Pictures of 446RV
On the first day of the new year (1-1-11) a friend of mine agreed to fly me in his Ercoupe down to
Northwest Regional Airport (52F) which is just about a mile away from the Texas Motor Speedway outside of Ft. Worth where I was having my RV9A painted. The painter is
GLO aircraft painters. They had called on Wednesday the 29th to tell me my plane was finished and ready to be picked up after having it for about 3 weeks (I flew it down on Dec 3rd).
So Jim and I took off in his ErCoupe around 8:00 am Saturday morning to go pick it up. It was a very cold morning Saturday. The outside air temp gauge showed around 10 deg F when we took off. We had a pretty good North tailwind pushing us along in the Ercoupe so we got there pretty fast showing about 145 MPH ground speed. Grady O'Neal, the owner of GLO and painter of airplanes, met us there and opened the doors to reveal 446RV fully painted.
Well, I was stunned. What a gorgeous plane! I spent the next hour to hour and a half examining every inch of the airplane. I had heard stories of guys taking off to fly their newly painted airplane home only to have an off field forced landing because some component was not reconfigured correctly when the plane was put back together. No worries here however. Grady and his crew do a fantastic job. They pay attention to every detail and make sure everything is exactly the way it was when it came into the shop.
After Jim and I had a quick bite to eat and filled up both airplanes at the pump we took off for home. Although I had done a very thorough critical examination of the airplane and found absolutely nothing out of place I was still nervous about taking off. It was kind of like the first flight all over again. Of course all of my nervousness proved to be totally undeserved. I took off and the airplane flew just as fantastically as it had before the paint. In fact, as Grady had told me, it seemed to fly just a bit faster. All those nice shiny slick surfaces had to be giving me a couple more miles per hour in speed. It sure felt faster.
This plane is a blast to fly. It climbs like a rocket, it has speed to spare (only limited by how much money I want to spend on fuel to go fast), it maneuvers by just thinking about turning, climbing, descending. I cannot say enough about how much fun this plane is to fly.
So, heading back home, the North wind is now a head wind. I climbed up to 6500' (at about 2000 FPM) once clear of the DFW class B airspace; set up the autopilot to get me headed home; leaned out to about 30-35 deg lean of peak and trimmed out for a cruise speed of just around 145-150 MPH. All of this while seeing a head wind of about 12-15 MPH. Oh yes, and all of this while burning right at 7.0 GPH. Did I already say what a blast this plane is to fly?

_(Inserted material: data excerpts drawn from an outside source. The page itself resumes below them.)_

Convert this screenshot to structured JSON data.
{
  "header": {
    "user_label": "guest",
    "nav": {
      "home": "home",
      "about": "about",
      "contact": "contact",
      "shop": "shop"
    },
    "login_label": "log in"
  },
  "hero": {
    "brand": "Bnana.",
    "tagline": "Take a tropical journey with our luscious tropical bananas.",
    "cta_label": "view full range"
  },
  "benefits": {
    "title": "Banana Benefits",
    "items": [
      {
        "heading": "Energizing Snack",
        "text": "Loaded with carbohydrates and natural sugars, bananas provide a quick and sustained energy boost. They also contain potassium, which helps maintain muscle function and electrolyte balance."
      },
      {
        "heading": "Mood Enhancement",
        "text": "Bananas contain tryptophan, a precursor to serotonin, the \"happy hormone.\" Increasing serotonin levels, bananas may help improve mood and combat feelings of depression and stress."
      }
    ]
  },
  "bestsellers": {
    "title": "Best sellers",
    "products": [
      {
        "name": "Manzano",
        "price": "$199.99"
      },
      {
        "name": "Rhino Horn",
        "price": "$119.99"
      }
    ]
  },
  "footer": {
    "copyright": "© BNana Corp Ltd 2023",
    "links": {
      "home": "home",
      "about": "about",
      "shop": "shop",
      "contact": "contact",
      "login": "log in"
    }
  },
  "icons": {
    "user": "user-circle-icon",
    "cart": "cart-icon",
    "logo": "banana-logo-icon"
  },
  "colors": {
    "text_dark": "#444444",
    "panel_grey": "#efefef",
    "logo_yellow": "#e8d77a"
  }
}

After 1.2 hours I found myself setting up for approach at
Thompson (53OK). I have never been comfortable doing low passes in the past but I could not pass it up this time. I setup for a low pass over the runway, came straight in on 35 for the low pass. Mary (my wife) was waiting outside the hangar along with others around the airport as I flew by showing about 165 MPH on the True Airspeed Indicator. Man is this plane fun!
I came around on downwind and made an uneventful approach with a slick soft landing on our grass runway that was a pretty as you please. I think this airplane really could land itself.
After 5 years, 1 month and 3 days of building I saw my first flight on July 20, 2010. I flew off my 40 hours of Phase I flying between July 20th and October 1st. The 41st hour saw me flying my new airplane to LOE in
Weatherford, OK (KOJA) on October 1, 2010. Now on 1/1/11 I picked up my newly painted airplane.
Life is Good!
Keep bucking those rivets because it will very much be worth it one day!